Этим кончалось письмо. Ксаня его дочла до последней строчки. Потом медленно поднесла к свечному огарку и запалила с двух концов. Письмо вспыхнуло и сгорело.
С ним сгорели и все улики.
Веселая и довольная, едва ли не впервые в жизни, Ксаня возвратилась в пансион.
— Ларенька! Ларенька — Королева! Тебя к к матушке зовут! Уленьку матушка за тобой прислала! — пулей влетая в класс, кричала маленькая Соболева.
Следом за нею бочком протиснулась в классную и черненькая фигурка Уленьки.
— Ступайте к матушке со Господом, девонька! — затянула она своим елейным голоском, отвесив поясной поклон Ларисе.
Последняя побледнела. Побледнели за нею и все остальные девочки. Этой минуты они все ждали более суток. И вот она настала.
— Ларенька, к матушке! Ступай, торопись, Лариса! Господь с тобой! — шептали взволнованные голоса.
Это волнение, этот страстный, трепетный шепот не мог ускользнуть от глаз и ушей Уленьки.
— Недаром это они! Ой, недаром! — мысленно произнесли «очи» и «уши» матери Манефы.
Бледная, трепещущая Лариса поспешила в комнату начальницы.
Уленька побежала за ней.
У запертой двери обе остановились.
— Во имя Отца и Сына! — дрожащим голосом произнесла Ларенька, нажимая рукой дверную ручку.
— Аминь! — послышался за дверью голос матушки.
По строго раз навсегда заведенному обычаю пансионерки не входили иначе в келью матери Манефы.
С тем же сердечным трепетом Ларенька переступила порог кельи начальницы. И впрямь келья. Огромный киот занимает чуть ли не полкомнаты; перед дорогими образами-складнями теплится лампада; под образами высокий покатый столик вроде аналоя; на столике книга в тяжелом бархатном переплете с крупными золочеными застежками. Это Библия. Мать Манефа всегда читает ее по вечерам. Перед аналоем коврик. На нем матушка кладет земные поклоны. Кипарисовые четки привешены на углу аналоя.
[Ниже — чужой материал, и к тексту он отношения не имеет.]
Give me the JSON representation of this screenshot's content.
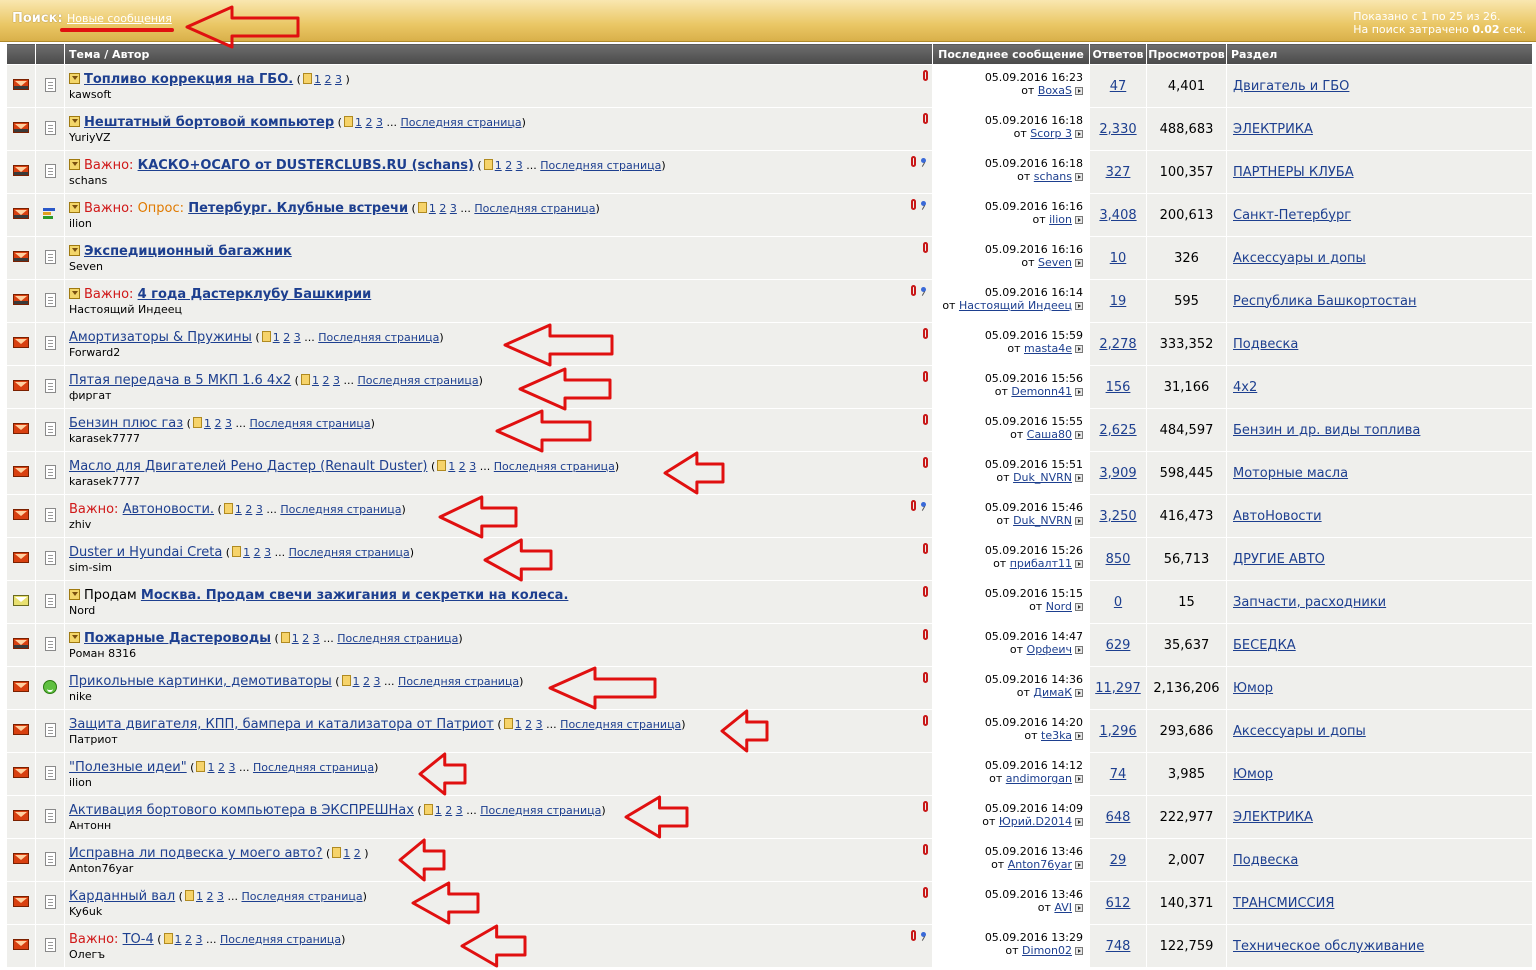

Против него сундук, высокий, черный, кованый железом, похожий на гроб. Подальше — кровать, узенькая, жесткая, неудобная, настоящая кровать монахини-келейницы; затем большое кресло у окна и два стула у небольшого столика, накрытого камчатной скатертью. На подоконнике — горшки с кактусами и геранью.
Когда Ларенька, чуть живая от волнения, переступила порог матушкиной кельи, она почувствовала запах герани, смешанный с лампадным маслом и ладаном. Мать Манефа сидела прямая и строгая на своем кресле и читала какое-то письмо.
Высокая, закутанная, с обвязанной головой девушка стояла у двери в теплом пальто и валенках.
Ее бойкие серые глаза так и впились в Лареньку. Эти глаза да кончик носа и часть разрумяненной морозом щеки только и видны были из-под теплого платка.
— Вот, Лариса, — произнесла матушка, — письмо от твоего родственника. Бабушка твоя занемогла серьезно…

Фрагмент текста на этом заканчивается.